In this project, I used MLB pitch-by-pitch data from the 2025 season to examine whether a team’s on-base performance against a specific opposing starting pitcher can predict how many total runs that team scores in a game. The data were collected using the baseballr package, which pulls publicly available information from the MLB Stats API. Only regular-season games were included, so All-Star Game data were intentionally excluded. I chose this topic because runs are the most important outcome in baseball, and understanding how much a pitcher’s ability to limit baserunners impacts scoring can help measure pitcher effectiveness beyond traditional statistics.
After obtaining the pitch-level data, I reduced each plate appearance to only its final pitch in order to avoid double-counting outcomes such as balls in play, strikeouts, or walks. From these last pitches, I reconstructed the final score of each game by identifying the maximum recorded home and away run totals. These game-level totals were then merged into a team–pitcher match-up data set, allowing me to create a response variable (runs_scored) that represents how many runs the batting team scored against the opposing starting pitcher. If the batting team was the home team, runs_scored reflects the final home score; if the batting team was away, it reflects the away score. This provides a single, team-specific measure of offensive performance against a particular pitching match-up.

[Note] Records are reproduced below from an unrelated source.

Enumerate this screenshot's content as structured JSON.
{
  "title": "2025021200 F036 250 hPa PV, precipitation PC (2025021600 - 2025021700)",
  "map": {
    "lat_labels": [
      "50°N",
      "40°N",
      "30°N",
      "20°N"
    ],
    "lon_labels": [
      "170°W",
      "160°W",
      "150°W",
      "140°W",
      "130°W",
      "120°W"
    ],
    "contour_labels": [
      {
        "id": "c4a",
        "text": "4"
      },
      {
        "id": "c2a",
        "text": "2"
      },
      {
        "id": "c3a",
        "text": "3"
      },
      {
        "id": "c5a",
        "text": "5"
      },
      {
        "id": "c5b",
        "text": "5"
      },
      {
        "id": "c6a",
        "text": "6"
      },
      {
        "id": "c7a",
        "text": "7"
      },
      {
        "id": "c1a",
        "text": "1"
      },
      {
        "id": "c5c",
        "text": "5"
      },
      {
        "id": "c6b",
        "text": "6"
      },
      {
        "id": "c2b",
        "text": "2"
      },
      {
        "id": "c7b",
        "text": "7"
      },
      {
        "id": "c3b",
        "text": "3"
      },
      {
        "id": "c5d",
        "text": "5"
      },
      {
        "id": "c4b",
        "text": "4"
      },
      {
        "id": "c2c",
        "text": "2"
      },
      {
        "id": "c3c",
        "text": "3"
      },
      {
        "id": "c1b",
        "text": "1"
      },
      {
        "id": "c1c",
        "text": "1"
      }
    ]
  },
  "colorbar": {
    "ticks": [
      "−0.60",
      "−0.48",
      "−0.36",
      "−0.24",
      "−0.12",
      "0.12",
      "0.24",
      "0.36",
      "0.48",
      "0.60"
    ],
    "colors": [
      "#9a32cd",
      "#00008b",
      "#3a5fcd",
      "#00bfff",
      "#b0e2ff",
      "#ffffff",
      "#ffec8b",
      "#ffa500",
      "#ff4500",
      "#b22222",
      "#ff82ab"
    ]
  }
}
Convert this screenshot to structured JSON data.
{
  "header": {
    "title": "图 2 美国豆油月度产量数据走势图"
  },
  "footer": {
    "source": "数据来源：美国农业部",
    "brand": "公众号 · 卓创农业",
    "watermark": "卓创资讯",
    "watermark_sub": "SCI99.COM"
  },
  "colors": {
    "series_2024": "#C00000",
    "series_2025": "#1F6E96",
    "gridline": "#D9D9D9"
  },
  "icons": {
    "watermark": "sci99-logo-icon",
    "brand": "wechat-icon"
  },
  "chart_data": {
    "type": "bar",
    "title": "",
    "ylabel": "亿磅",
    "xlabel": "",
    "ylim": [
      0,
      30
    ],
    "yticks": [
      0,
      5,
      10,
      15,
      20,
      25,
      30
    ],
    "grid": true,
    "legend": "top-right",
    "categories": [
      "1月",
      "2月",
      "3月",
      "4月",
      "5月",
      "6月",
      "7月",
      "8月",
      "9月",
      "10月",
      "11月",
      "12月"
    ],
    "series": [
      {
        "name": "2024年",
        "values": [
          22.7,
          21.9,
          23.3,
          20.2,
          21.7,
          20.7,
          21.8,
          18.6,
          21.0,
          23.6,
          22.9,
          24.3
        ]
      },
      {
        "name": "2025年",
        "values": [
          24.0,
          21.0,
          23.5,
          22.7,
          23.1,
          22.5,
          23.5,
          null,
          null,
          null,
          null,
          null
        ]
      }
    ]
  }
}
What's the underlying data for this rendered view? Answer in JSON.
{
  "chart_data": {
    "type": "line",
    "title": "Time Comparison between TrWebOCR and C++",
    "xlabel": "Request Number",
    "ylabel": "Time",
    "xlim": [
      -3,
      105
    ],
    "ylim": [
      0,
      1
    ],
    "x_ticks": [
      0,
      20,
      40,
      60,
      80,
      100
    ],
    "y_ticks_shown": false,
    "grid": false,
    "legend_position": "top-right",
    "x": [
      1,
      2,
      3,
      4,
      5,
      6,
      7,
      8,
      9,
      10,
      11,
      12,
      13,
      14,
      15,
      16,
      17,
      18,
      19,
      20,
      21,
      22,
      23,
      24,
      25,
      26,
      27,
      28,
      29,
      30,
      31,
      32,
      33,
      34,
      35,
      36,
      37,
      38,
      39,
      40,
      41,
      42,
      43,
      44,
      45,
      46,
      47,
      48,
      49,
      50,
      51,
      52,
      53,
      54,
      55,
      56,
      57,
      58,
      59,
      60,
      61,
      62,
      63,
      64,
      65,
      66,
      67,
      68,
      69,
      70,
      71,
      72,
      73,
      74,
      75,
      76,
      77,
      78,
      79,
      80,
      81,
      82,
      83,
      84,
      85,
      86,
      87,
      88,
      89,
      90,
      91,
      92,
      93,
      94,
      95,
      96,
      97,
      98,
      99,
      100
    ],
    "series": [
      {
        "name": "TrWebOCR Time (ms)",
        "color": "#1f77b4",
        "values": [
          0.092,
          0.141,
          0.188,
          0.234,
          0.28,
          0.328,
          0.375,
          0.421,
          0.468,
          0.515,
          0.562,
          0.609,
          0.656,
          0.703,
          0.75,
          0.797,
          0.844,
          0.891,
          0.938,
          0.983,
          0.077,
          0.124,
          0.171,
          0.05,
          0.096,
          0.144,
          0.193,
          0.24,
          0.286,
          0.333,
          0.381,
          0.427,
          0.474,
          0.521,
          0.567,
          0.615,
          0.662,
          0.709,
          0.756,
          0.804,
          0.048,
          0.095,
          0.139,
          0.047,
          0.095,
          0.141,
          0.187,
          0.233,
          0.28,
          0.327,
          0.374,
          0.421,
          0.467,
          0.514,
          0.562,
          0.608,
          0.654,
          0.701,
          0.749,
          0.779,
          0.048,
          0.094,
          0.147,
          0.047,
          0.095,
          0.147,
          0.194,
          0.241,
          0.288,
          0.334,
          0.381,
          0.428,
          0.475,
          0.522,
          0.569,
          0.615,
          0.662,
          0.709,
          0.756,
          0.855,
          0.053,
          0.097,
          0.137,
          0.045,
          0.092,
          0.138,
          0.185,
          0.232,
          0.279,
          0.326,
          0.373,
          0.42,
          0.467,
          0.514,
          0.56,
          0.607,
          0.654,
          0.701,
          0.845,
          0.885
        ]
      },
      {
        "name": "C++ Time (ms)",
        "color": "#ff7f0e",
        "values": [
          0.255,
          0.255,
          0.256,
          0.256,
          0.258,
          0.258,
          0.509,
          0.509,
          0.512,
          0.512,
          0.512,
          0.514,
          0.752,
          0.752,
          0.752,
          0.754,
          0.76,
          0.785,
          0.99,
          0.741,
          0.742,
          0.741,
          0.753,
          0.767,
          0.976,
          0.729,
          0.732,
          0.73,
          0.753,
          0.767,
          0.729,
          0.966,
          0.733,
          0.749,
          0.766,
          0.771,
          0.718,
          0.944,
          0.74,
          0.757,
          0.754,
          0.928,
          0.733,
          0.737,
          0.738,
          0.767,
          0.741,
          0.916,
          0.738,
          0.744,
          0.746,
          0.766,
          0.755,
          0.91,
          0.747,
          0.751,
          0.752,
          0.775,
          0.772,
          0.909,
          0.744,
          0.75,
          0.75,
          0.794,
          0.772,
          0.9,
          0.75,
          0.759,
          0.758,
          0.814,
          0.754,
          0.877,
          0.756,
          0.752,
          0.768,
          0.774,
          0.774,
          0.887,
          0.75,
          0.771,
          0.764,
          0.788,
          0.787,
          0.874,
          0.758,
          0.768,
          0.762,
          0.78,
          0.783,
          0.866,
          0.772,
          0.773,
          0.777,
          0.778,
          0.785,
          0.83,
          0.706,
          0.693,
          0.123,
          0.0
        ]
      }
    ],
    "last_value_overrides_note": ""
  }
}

After pre=processing, the final data set contained 4,604 pitcher-team match-ups. The analysis focused on two explanatory variables: a team’s on-base percentage against the opposing pitcher (OBP_vs_pitcher) and whether the batting team played at home or away (home_away). Plate appearances (PA) were used only to filter out unreliable match-ups, imposing a minimum threshold of at least six plate appearances against the pitcher.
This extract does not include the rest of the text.